- Location: South Australia, Marcollat
- Nearest city: Keith.
- Coordinates: 36°28′33″S 140°22′51″E﻿ / ﻿36.4759°S 140.3807°E
- Area: 8.82 km^{2} (3.41 sq mi)
- Established: 11 November 1993
- Visitors: ‘rarely used’ (in 1997)
- Governing body: Department of Environment, Water and Natural Resources

= Desert Camp Conservation Reserve =

Protected area in South Australia

Desert Camp Conservation Reserve is a protected area in the Australian state of South Australia located in the state's Limestone Coast in the gazetted locality of Marcollat about 44 km south of the town centre in Keith. It is classified as an IUCN Category VI protected area.

The reserve occupies crown land in section 55 of the cadastral unit of the Hundred of Marcollat on the eastern side of the Riddoch Highway which runs from Keith in the north to Naracoorte in the south.
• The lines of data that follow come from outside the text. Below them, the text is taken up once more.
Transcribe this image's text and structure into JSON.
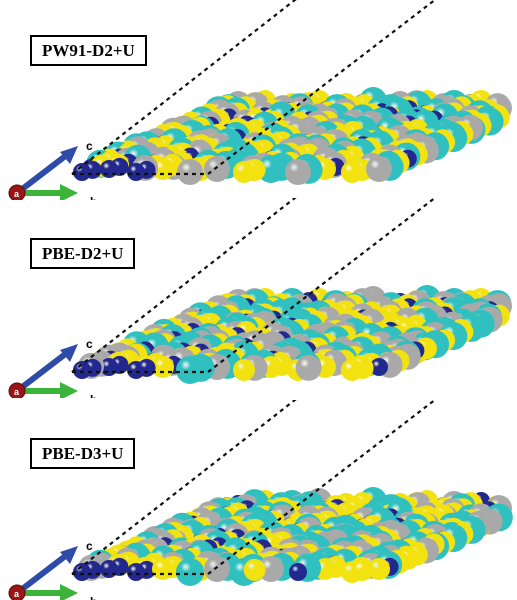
{
  "panels": [
    {
      "label": "PW91-D2+U",
      "axes": {
        "c": "c",
        "b": "b",
        "a": "a"
      }
    },
    {
      "label": "PBE-D2+U",
      "axes": {
        "c": "c",
        "b": "b",
        "a": "a"
      }
    },
    {
      "label": "PBE-D3+U",
      "axes": {
        "c": "c",
        "b": "b",
        "a": "a"
      }
    }
  ],
  "colors": {
    "yellow_atom": "#f2e20f",
    "cyan_atom": "#2fc0bf",
    "gray_atom": "#a9a9a9",
    "blue_atom": "#23288f",
    "axis_c": "#2f4ba8",
    "axis_b": "#3cb43c",
    "axis_a": "#9a1616"
  }
}
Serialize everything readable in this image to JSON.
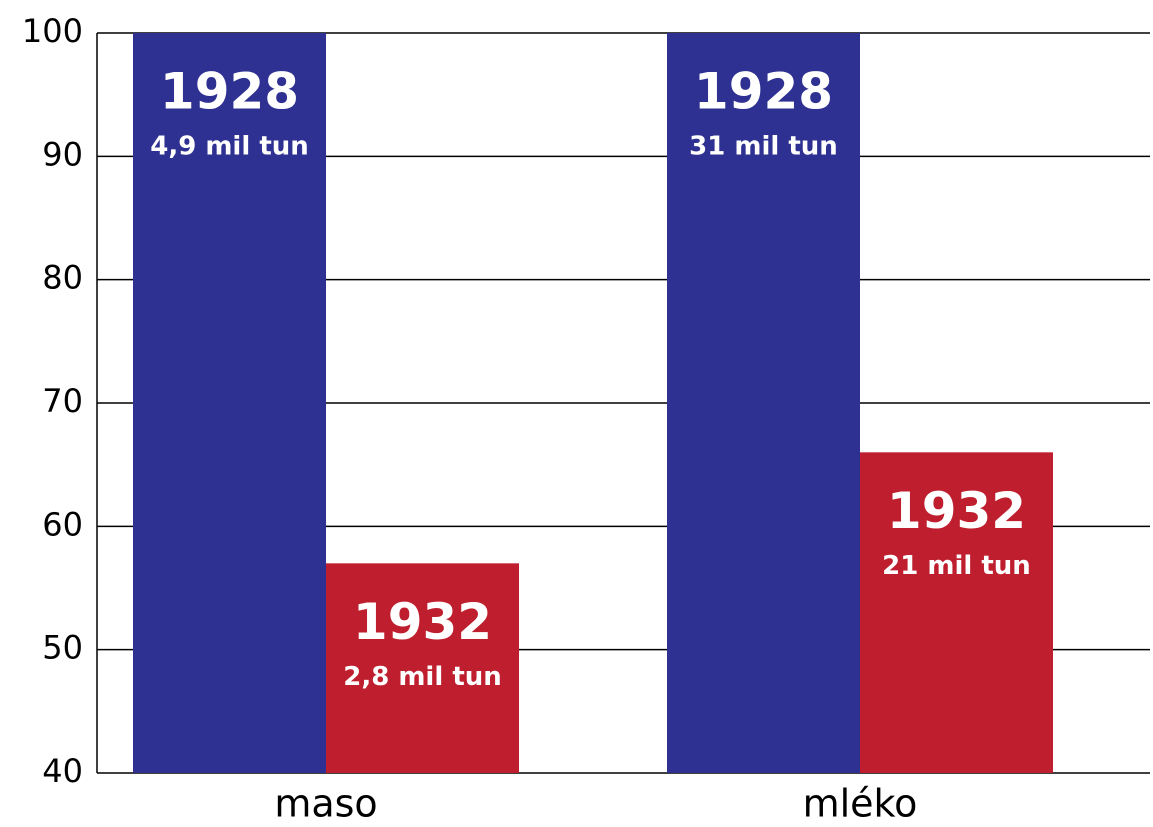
{
  "chart_data": {
    "type": "bar",
    "categories": [
      "maso",
      "mléko"
    ],
    "series": [
      {
        "name": "1928",
        "color": "#2e3192",
        "values": [
          100,
          100
        ],
        "amounts": [
          "4,9 mil tun",
          "31 mil tun"
        ]
      },
      {
        "name": "1932",
        "color": "#be1e2d",
        "values": [
          57,
          66
        ],
        "amounts": [
          "2,8 mil tun",
          "21 mil tun"
        ]
      }
    ],
    "ylim": [
      40,
      100
    ],
    "yticks": [
      40,
      50,
      60,
      70,
      80,
      90,
      100
    ],
    "grid": true
  }
}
It is also bounded to the north by Rowney Road which runs from Bordertown in the north-east to Kingston SE in the south-west and which stops at the Riddoch Highway and resumes about a 1 km to the south.

== Background ==
The crown land was dedicated as a conservation reserve on 11 November 1993 and placed "under the care, control and management of the Minister of Environment and Natural Resources". Its name is derived from the Desert Camp Conservation Park which is located to the immediate west on the western side of Rowney Road.

The area was reported in 1997 as being “the largest block of remnant vegetation in the Hundred of Marcollat” and which “accounts for over half of the remaining native vegetation in blocks greater than 25 hectares in that Hundred”. It was also reported that the following eight distinct vegetation associations have been identified within the conservation reserve with at least 248 recorded species of native plants including 17 listed as “rare or threatened in the south east”, 10 listed as “either threatened or rare in South Australia” and the metallic sun-orchid (Thelymitra epipactoides) which was “considered endangered nationally”.
1. Brown stringybark (Eucalyptus baxteri) low woodland
2. Pink gum (Eucalyptus fasciculosa) woodland over a mixed heath
3. Pink gum (Eucalyptus fasciculosa) low woodland over a desert banksia (Banksia ornata)/heath yacca (Xanthorrhoea caespitose)/heath tea-tree (Leptospermum myrsinoides) open heath
4. South Australian blue gum (Eucalyptus leucoxylon) woodland
5. Dwarf hakea (Hakea rugosa)/dwarf sheok (Allocasuarina pusilla)/honey myrtle (Melaleuca brevifolia) heath
6. Coastal white mallee (Eucalyptus diversifolia) open scrub
7. Broombush (Melaleuca uncinata)/silver broombush (Baeckea behrii) open heath
8. Mixed herbland

Fauna observed in the conservation reserve as of 1997 include “sixteen bird species of high conservation significance” including the black-chinned honeyeater which was reported as being “rare” and the following two species which were reported as being “vulnerable in South Australia” - the eastern yellow robin and the malleefowl. The conservation reserve was reported in 1997 as being “rarely used by park visitors” and that “most common visitors are field naturalists and bird watchers”.